Privilege: Ugh. I don't know what to say about this one but around this topic, I feel the need to be most careful, to play it safest. Why? I don't know. It scares me, but that also leads me to believe that there is interesting ground here. I will be the first to admit that I have had incredible opportunities, educational and otherwise, in my life so far. I have had the freedom to pursue my passion for writing without worrying about repaying law school loans. We are living in Manhattan and sending our three daughters to the wonderful private school I attended as a kid. All of this is true and I'm grateful beyond measure and I wonder sometimes what effect any of this has on how I see the world and how I'm seen. Some of my most biting reviews of The Ramblers hinge on the fact that there is so much privilege at the center of the narrative. These reviews hurt me and I now see why; there is truth there. My characters, though they have heartache and are truly struggling in their lives, are ultimately deeply privileged people. I'm not sure I saw this so clearly when I began writing the book and bringing these characters to life. Maybe I was too sequestered in my Ivory Tower, 1% world to appreciate that their struggles and pain, while legitimate and defining and real, were also rooted in privilege (complicated, but undeniable) that not many know or enjoy. And yet. I love my characters. I love the book. I'm so proud of it and I believe, more than ever, in its message: We must allow ourselves to ramble in life, to stumble and swerve our way toward happiness and meaning. I realize that this is exactly what I'm doing - with these fast-flying words, with the books I'm writing and dreaming of writing, with the questions I'm asking and even avoiding - I'm finding my way. I also realize that all of this talk - about happiness, about purpose, about hiding and seeking, playing it safe and speaking up - is itself privileged talk. If we are worried about survival, we are not talking about this stuff.
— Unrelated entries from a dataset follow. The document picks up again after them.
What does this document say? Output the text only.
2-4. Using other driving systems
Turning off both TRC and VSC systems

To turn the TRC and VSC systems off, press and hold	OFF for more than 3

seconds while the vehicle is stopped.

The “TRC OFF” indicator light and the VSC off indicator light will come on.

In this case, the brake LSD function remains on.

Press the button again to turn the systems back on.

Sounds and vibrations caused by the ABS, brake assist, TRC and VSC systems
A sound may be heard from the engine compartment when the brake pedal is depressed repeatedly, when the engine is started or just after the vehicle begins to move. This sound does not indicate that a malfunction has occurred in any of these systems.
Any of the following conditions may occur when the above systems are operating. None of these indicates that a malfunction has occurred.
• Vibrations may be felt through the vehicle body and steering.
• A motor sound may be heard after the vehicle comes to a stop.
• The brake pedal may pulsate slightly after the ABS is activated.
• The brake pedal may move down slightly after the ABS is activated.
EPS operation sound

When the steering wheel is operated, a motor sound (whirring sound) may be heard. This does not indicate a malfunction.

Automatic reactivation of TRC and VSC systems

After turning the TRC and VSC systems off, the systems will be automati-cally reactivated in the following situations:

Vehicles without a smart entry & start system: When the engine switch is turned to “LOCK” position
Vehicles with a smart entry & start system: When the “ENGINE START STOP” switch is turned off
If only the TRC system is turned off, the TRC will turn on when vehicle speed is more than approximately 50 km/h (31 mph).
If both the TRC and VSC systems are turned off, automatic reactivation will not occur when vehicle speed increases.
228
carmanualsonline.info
Perfectionism: At some point along the way, I became a raging perfectionist. I'm not sure when it happened. I have distinct memories of struggling in school, of being in the "low" reading and math groups, but I also remember being untroubled by these things. And then something clicked for me and I took off academically and maybe this is when I became addicted to praise and approval? Oh did I love getting A's and scoring that winning goal in the homecoming soccer game. Achievement. Applause. Accolades. Yes, please. But adulthood is a different kind of space, isn't it? There are no gold stars. Things are murkier. There is no room for perfection. We cannot parent perfectly. We cannot be perfect partners and friends and children and writers and citizens of the world. There are no ready rules or roadmaps; no one kind-faced teacher at the front of the classroom to smile and say Good job or You are on the right track!For me, and I suspect many of us, perfectionism continues to be a real problem, a robust road block. If we are continually striving for some illusory perfect self and perfect life, we will be miserable. (Again, perfectionism is itself a badge of privilege. I see this.)

Anna Quindlen said, "The thing that is really hard, and really amazing, is giving up on being perfect and beginning the work of becoming yourself." Sitting here, at Starbucks, in a sea of New York City strangers, I read her words again and again and I smile into my screen. Beginning the work of becoming yourself. This is what I'm doing. This is what these words today are. They are a big old fuck you to the fear that's been holding me back (which includes the fear of using profanity), to the good-girl, heartbreaking act of playing it safe. These words are a messy ode to telling the truth. Telling the truth in a way that is not reckless, but thoughtful. I believe this is possible.

These words? They are the beginning of something for me. The seeds. I don't know yet what that something is, but that's okay.

I'm excited.

*

Have you been playing it safe in your own life? Are there things you would like to talk about or write about or do, but are too afraid?